Other states, in their fashion, have followed Montana’s lead.

Rebuild and respect community-based care 

Revenue spent now on low-value care, emergency room overutilization, and potentially avoidable hospital services should be invested in rebuilding community-based care practices staffed by well-paid providers. 

The state must also make an enduring commitment to resolve critical workforce shortages in primary care, nursing, mental health and home health. That we have allowed their ranks to become depleted and overextended is a severe indictment of those who administer our health care system and of OneCare Vermont, the state’s failing accountable care organization. 

Prescription Drug Affordability Board

Nearly one in four Americans report not taking their medications because of cost. Yet, from 2016 to 2020, 14 major drug companies spent $577 billion on stock buybacks and dividends — $56 billion more than they invested in research and development over the same span of time. 

Facts like these led Maryland in 2019 to establish the first Prescription Drug Affordability Board, a public body of clinical and health economic experts charged with “protecting Marylanders and the Maryland health care system from the high costs of prescription drug products.”

Other states have since followed Maryland’s example. Vermont should be next. 

Funding reform

Patrick Flood recommended we start funding the revitalization of community-based care with money from OneCare Vermont’s budget. I agree. This infusion of revenue will jumpstart a larger transformation process that will pursue systemic cost savings and efficiencies of care through rational planning and pricing through global budgeting.

Vermont has spent approximately $80 million on OneCare’s administrative costs since its inception, with $15.4 million approved in fiscal year 2022. 

Most of us, though, have no idea what OneCare is or why it exists, as it provides no direct care to patients. Since it launched in 2014, the number of underinsured Vermonters with private insurance has jumped by 17 percent (27 to 44 percent) and state health care spending increased from $5.5 billion (2014) to $6.8 billion (2020).

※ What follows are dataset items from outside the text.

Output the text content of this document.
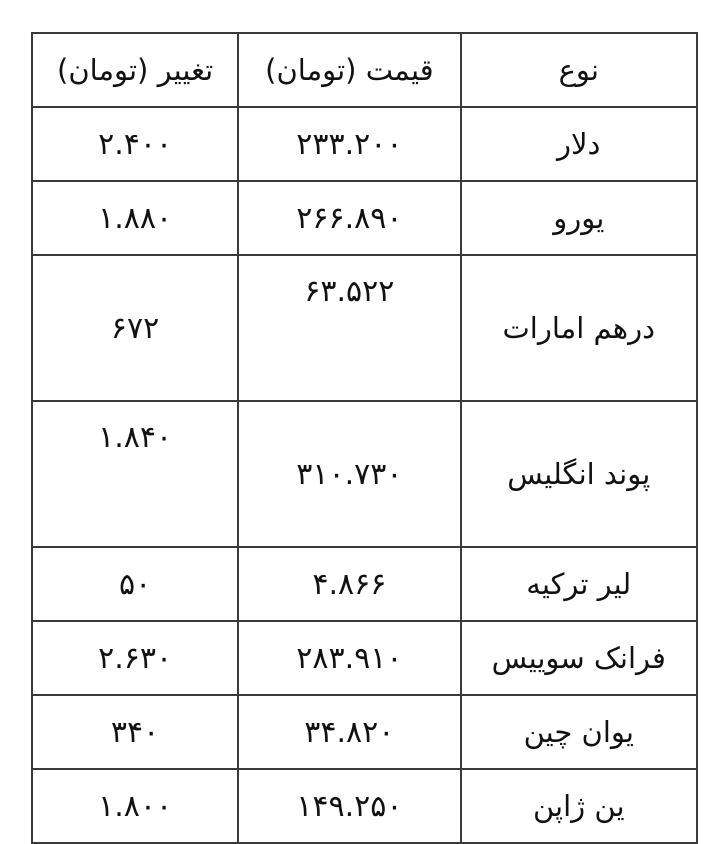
نوع	قیمت (تومان)	تغییر (تومان)
دلار	۲۳۳.۲۰۰	۲.۴۰۰
یورو	۲۶۶.۸۹۰	۱.۸۸۰
درهم امارات	۶۳.۵۲۲	۶۷۲
پوند انگلیس	۳۱۰.۷۳۰	۱.۸۴۰
لیر ترکیه	۴.۸۶۶	۵۰
فرانک سوییس	۲۸۳.۹۱۰	۲.۶۳۰
یوان چین	۳۴.۸۲۰	۳۴۰
ین ژاپن	۱۴۹.۲۵۰	۱.۸۰۰
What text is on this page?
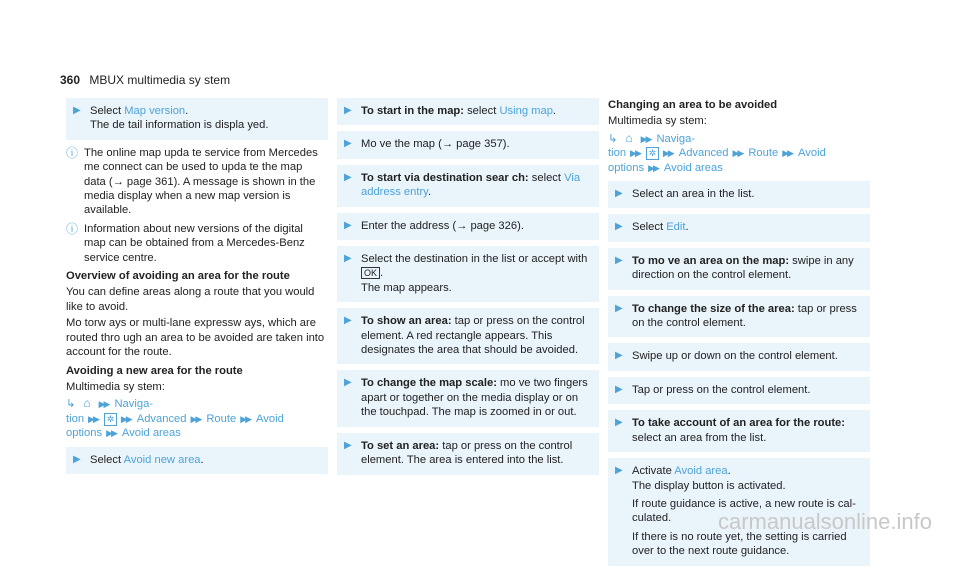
360 MBUX multimedia sy stem
▶ Select Map version.
The de tail information is displa yed.
ⓘ The online map upda te service from Mercedes me connect can be used to upda te the map data (→ page 361). A message is shown in the media display when a new map version is available.
ⓘ Information about new versions of the digital map can be obtained from a Mercedes-Benz service centre.
Overview of avoiding an area for the route
You can define areas along a route that you would like to avoid.
Mo torw ays or multi-lane expressw ays, which are routed thro ugh an area to be avoided are taken into account for the route.
Avoiding a new area for the route
Multimedia sy stem:
↳ ⌂ ▶▶ Naviga-
tion ▶▶ ✲ ▶▶ Advanced ▶▶ Route ▶▶ Avoid
options ▶▶ Avoid areas
▶ Select Avoid new area.
▶ To start in the map: select Using map.
▶ Mo ve the map (→ page 357).
▶ To start via destination sear ch: select Via address entry.
▶ Enter the address (→ page 326).
▶ Select the destination in the list or accept with OK .
The map appears.
▶ To show an area: tap or press on the control element. A red rectangle appears. This designates the area that should be avoided.
▶ To change the map scale: mo ve two fingers apart or together on the media display or on the touchpad. The map is zoomed in or out.
▶ To set an area: tap or press on the control element. The area is entered into the list.
Changing an area to be avoided
Multimedia sy stem:
↳ ⌂ ▶▶ Naviga-
tion ▶▶ ✲ ▶▶ Advanced ▶▶ Route ▶▶ Avoid
options ▶▶ Avoid areas
▶ Select an area in the list.
▶ Select Edit.
▶ To mo ve an area on the map: swipe in any direction on the control element.
▶ To change the size of the area: tap or press on the control element.
▶ Swipe up or down on the control element.
▶ Tap or press on the control element.
▶ To take account of an area for the route: select an area from the list.
▶ Activate Avoid area.
The display button is activated.
If route guidance is active, a new route is cal- culated.
If there is no route yet, the setting is carried over to the next route guidance.
carmanualsonline.info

The Green Mountain Care Board should develop a multiyear plan that would redirect OneCare’s administrative revenue to these purposes: 

  • Fund tuition grants and debt-forgiveness initiatives to educate, recruit and retain primary care doctors, mental health counselors, nurses and home health caregivers, to begin raising their salaries, and to phase out the absurdly expensive practice of hiring “traveling nurses” (in 2021, Vermont spent upward of $100 million on travelers).
  • Enhance the financial capacity and administrative flexibility of federally qualified health centers to offer primary care and mental health services at no cost or on a sliding-income scale.
  • Eliminate nonclinical demands on providers that do not improve care but take time away from patients and inflate costs.

The Green Mountain Care Board’s redistribution of OneCare funds should be informed by a task force of representatives from community-based care practices, hospitals, employers and unions, state colleges, and organizations committed to advancing health care affordability, equity, and anti-discrimination protections. 

Let’s move forward

It is in our power to rebalance the scales of hospital and community-based care and to restructure the integration of their missions. 

By necessity, this means bringing more rationality and accountability to hospital prices and expenditures with global budgets. It also requires eliminating or curtailing surplus accumulation by hospitals and reducing the volume of practices that land people in emergency rooms and hospital beds.

Finally, the state must compel the pharmaceutical industry to negotiate lower prices. 

These objectives are achievable with legislative will, regulatory resolve, and public support.